Beginner Example: Create and Verify the Environment
# Windows PowerShell
py -3.11 -m venv .venv
.venv\Scripts\Activate.ps1
python -m pip install --upgrade pip
pip install langgraph

python - <<'PYCODE'
from langgraph.graph import StateGraph, START, END
from typing_extensions import TypedDict

class State(TypedDict):
    text: str

def echo(state: State) -> dict:
    return {"text": state["text"]}

builder = StateGraph(State)
builder.add_node("echo", echo)
builder.add_edge(START, "echo")
builder.add_edge("echo", END)
graph = builder.compile()
print(graph.invoke({"text": "setup works"}))
PYCODE
  • Upgrade pip first to reduce installation noise.
  • Compile a graph immediately after installation to prove the runtime works.
  • Use a tiny smoke test before layering in provider packages.

Intermediate Example: Add a Checkpointer for Local Development

Official docs show `InMemorySaver` for development and testing.
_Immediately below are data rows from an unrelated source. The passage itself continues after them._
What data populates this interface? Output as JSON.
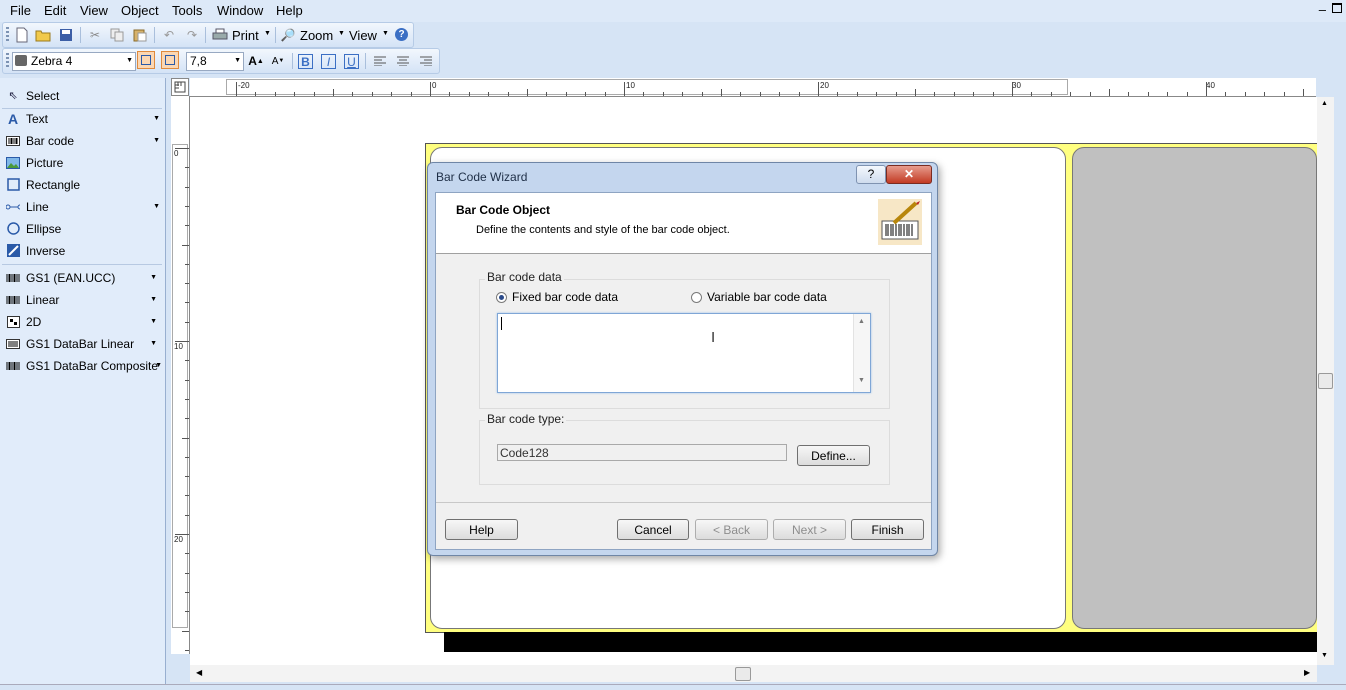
{
  "menu": {
    "file": "File",
    "edit": "Edit",
    "view": "View",
    "object": "Object",
    "tools": "Tools",
    "window": "Window",
    "help": "Help"
  },
  "toolbar1": {
    "print": "Print",
    "zoom": "Zoom",
    "view": "View"
  },
  "toolbar2": {
    "printer": "Zebra 4",
    "font_size": "7,8",
    "bold": "B",
    "italic": "I",
    "underline": "U"
  },
  "leftpanel": {
    "items": [
      {
        "label": "Select"
      },
      {
        "label": "Text"
      },
      {
        "label": "Bar code"
      },
      {
        "label": "Picture"
      },
      {
        "label": "Rectangle"
      },
      {
        "label": "Line"
      },
      {
        "label": "Ellipse"
      },
      {
        "label": "Inverse"
      },
      {
        "label": "GS1 (EAN.UCC)"
      },
      {
        "label": "Linear"
      },
      {
        "label": "2D"
      },
      {
        "label": "GS1 DataBar Linear"
      },
      {
        "label": "GS1 DataBar Composite"
      }
    ]
  },
  "hruler": {
    "labels": [
      "-20",
      "0",
      "10",
      "20",
      "30",
      "40"
    ]
  },
  "vruler": {
    "labels": [
      "0",
      "10",
      "20"
    ]
  },
  "dialog": {
    "title": "Bar Code Wizard",
    "help_glyph": "?",
    "close_glyph": "✕",
    "header_title": "Bar Code Object",
    "header_desc": "Define the contents and style of the bar code object.",
    "group_data_title": "Bar code data",
    "radio_fixed": "Fixed bar code data",
    "radio_variable": "Variable bar code data",
    "data_value": "",
    "group_type_title": "Bar code type:",
    "type_value": "Code128",
    "define_label": "Define...",
    "help_label": "Help",
    "cancel_label": "Cancel",
    "back_label": "< Back",
    "next_label": "Next >",
    "finish_label": "Finish"
  },
  "colors": {
    "label_border": "#ffff80",
    "gray_panel": "#c0c0c0",
    "accent": "#2a4a8a"
  }
}
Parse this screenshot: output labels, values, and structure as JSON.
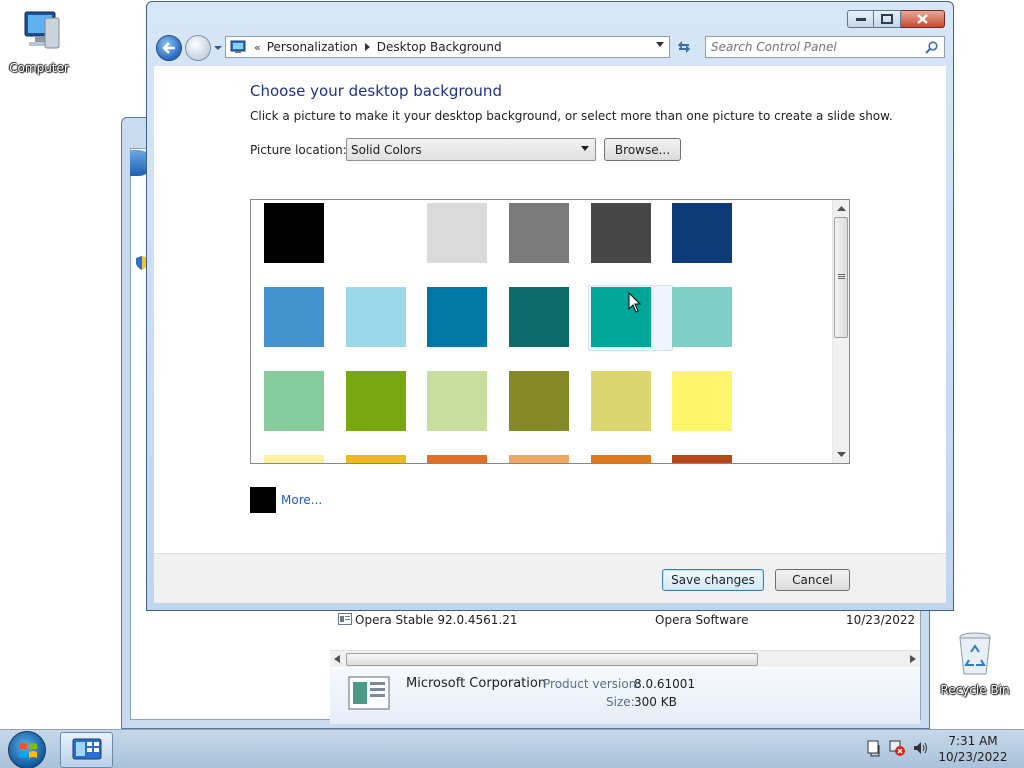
{
  "desktop": {
    "computer_label": "Computer",
    "recycle_label": "Recycle Bin"
  },
  "background_window": {
    "row": {
      "name": "Opera Stable 92.0.4561.21",
      "publisher": "Opera Software",
      "date": "10/23/2022"
    },
    "details": {
      "publisher": "Microsoft Corporation",
      "version_label": "Product version:",
      "version_value": "8.0.61001",
      "size_label": "Size:",
      "size_value": "300 KB"
    }
  },
  "main_window": {
    "address": {
      "overflow": "«",
      "crumbs": [
        "Personalization",
        "Desktop Background"
      ]
    },
    "search": {
      "placeholder": "Search Control Panel"
    },
    "heading": "Choose your desktop background",
    "subtext": "Click a picture to make it your desktop background, or select more than one picture to create a slide show.",
    "picture_location_label": "Picture location:",
    "picture_location_value": "Solid Colors",
    "browse_label": "Browse...",
    "swatches": [
      [
        "#000000",
        "#ffffff",
        "#dadada",
        "#7a7a7a",
        "#474747",
        "#0c3b77"
      ],
      [
        "#4392d0",
        "#9bd9ea",
        "#0077a5",
        "#0d6b6b",
        "#00a799",
        "#7ecfc8"
      ],
      [
        "#86cb9c",
        "#78a810",
        "#c7de9e",
        "#858925",
        "#dcd66f",
        "#fff56b"
      ],
      [
        "#fff0a0",
        "#f0b820",
        "#e07028",
        "#f0a860",
        "#e07818",
        "#b84818"
      ]
    ],
    "selected_swatch": "#00a799",
    "more_swatch_color": "#000000",
    "more_link": "More...",
    "save_label": "Save changes",
    "cancel_label": "Cancel"
  },
  "taskbar": {
    "time": "7:31 AM",
    "date": "10/23/2022"
  },
  "colors": {
    "link": "#1f5fb4",
    "heading": "#1e3287"
  }
}
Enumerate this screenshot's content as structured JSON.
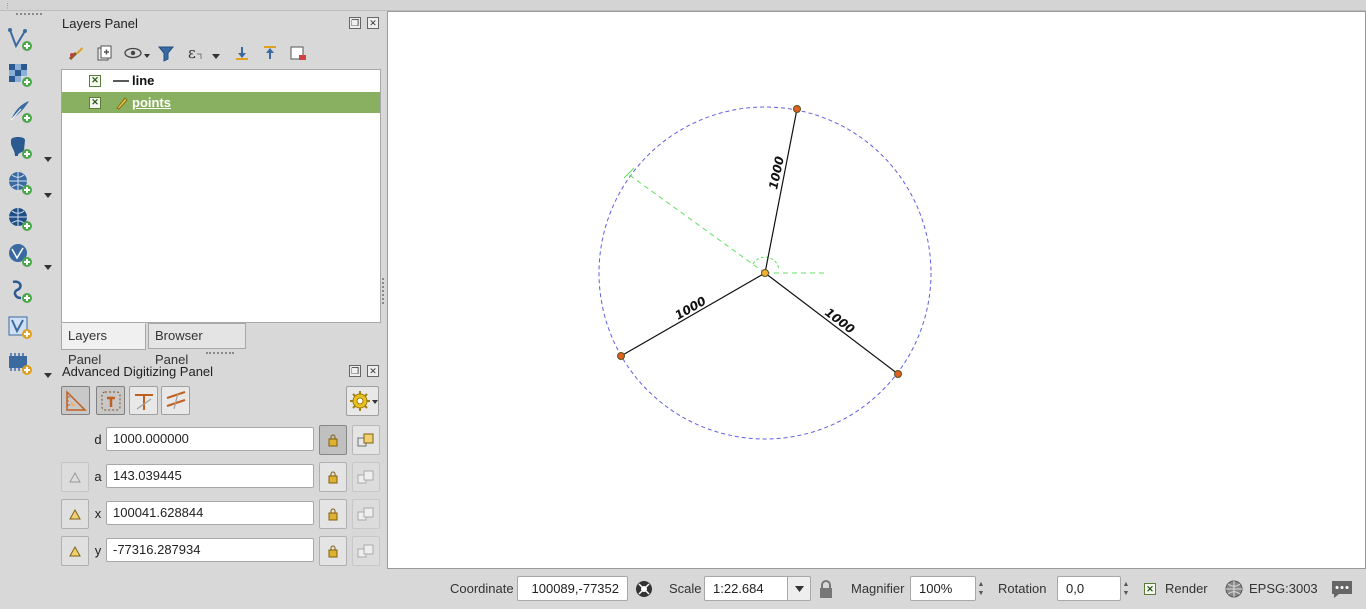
{
  "layers_panel": {
    "title": "Layers Panel",
    "layers": [
      {
        "name": "line",
        "visible": true,
        "selected": false
      },
      {
        "name": "points",
        "visible": true,
        "selected": true
      }
    ],
    "tabs": [
      "Layers Panel",
      "Browser Panel"
    ]
  },
  "adv_panel": {
    "title": "Advanced Digitizing Panel",
    "fields": [
      {
        "label": "d",
        "value": "1000.000000"
      },
      {
        "label": "a",
        "value": "143.039445"
      },
      {
        "label": "x",
        "value": "100041.628844"
      },
      {
        "label": "y",
        "value": "-77316.287934"
      }
    ]
  },
  "map": {
    "labels": [
      "1000",
      "1000",
      "1000"
    ]
  },
  "statusbar": {
    "coordinate_label": "Coordinate",
    "coordinate_value": "100089,-77352",
    "scale_label": "Scale",
    "scale_value": "1:22.684",
    "magnifier_label": "Magnifier",
    "magnifier_value": "100%",
    "rotation_label": "Rotation",
    "rotation_value": "0,0",
    "render_label": "Render",
    "crs_label": "EPSG:3003"
  },
  "colors": {
    "selected_row": "#88b060",
    "circle": "#6060e0",
    "guide": "#60e060",
    "vertex": "#e06020"
  }
}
It lets you verify persistence-related wiring without external infrastructure.

Intermediate Example: Add a Checkpointer for Local Development
from typing_extensions import TypedDict
from langgraph.graph import StateGraph, START, END
from langgraph.checkpoint.memory import InMemorySaver

class State(TypedDict):
    count: int

def bump(state: State) -> dict:
    return {"count": state["count"] + 1}

builder = StateGraph(State)
builder.add_node("bump", bump)
builder.add_edge(START, "bump")
builder.add_edge("bump", END)

checkpointer = InMemorySaver()
graph = builder.compile(checkpointer=checkpointer)

config = {"configurable": {"thread_id": "demo-thread"}}
print(graph.invoke({"count": 0}, config=config))
  • Use `InMemorySaver` for tests and local exploration, not production durability.
  • A `thread_id` identifies which persisted run state should be used.
  • This prepares you for interrupts, memory, and replay later.

Advanced Example: A Scalable Project Skeleton

This file layout keeps graph assembly, nodes, tools, and tests separate so the tutorial code can grow into a service.

Advanced Example: A Scalable Project Skeleton
langgraph_app/
|-- pyproject.toml
|-- .env.example
|-- app/
|   |-- settings.py
|   |-- state.py
|   |-- graphs/
|   |   `-- support_graph.py
|   |-- nodes/
|   |   |-- classify.py
|   |   |-- retrieve.py
|   |   `-- draft.py
|   `-- tools/
|       `-- order_lookup.py
`-- tests/
    |-- test_nodes.py
    |-- test_routes.py
    `-- test_graph_runs.py
  • Keep graph assembly declarative.
  • Make nodes importable and testable in isolation.
  • Separate operational config from execution logic.
Key Takeaways
  • Use isolated environments per project.
  • Verify imports and one graph invocation before writing larger examples.
  • Add provider and checkpoint packages only when you need them.
  • Separate graph wiring from business logic files.
Common Mistakes to Avoid
Installing many optional packages before the base graph import works.
Mixing notebook experiments and production code in the same environment.
Treating checkpoint storage as an afterthought instead of part of setup.

Practice Tasks

  • Create a fresh virtual environment and run the one-node smoke test.
  • Add a second smoke test that compiles a graph with a local checkpointer.
  • Sketch a project folder layout for a future support-agent tutorial.

Frequently Asked Questions

Use whichever helps you learn fastest, but move into a normal project structure as soon as the workflow has more than one or two nodes.

No. Use in-memory persistence for local learning, then introduce a durable backend when you need pause-resume or shared services.

A tiny graph compiles and returns state successfully. Everything else builds on that proof.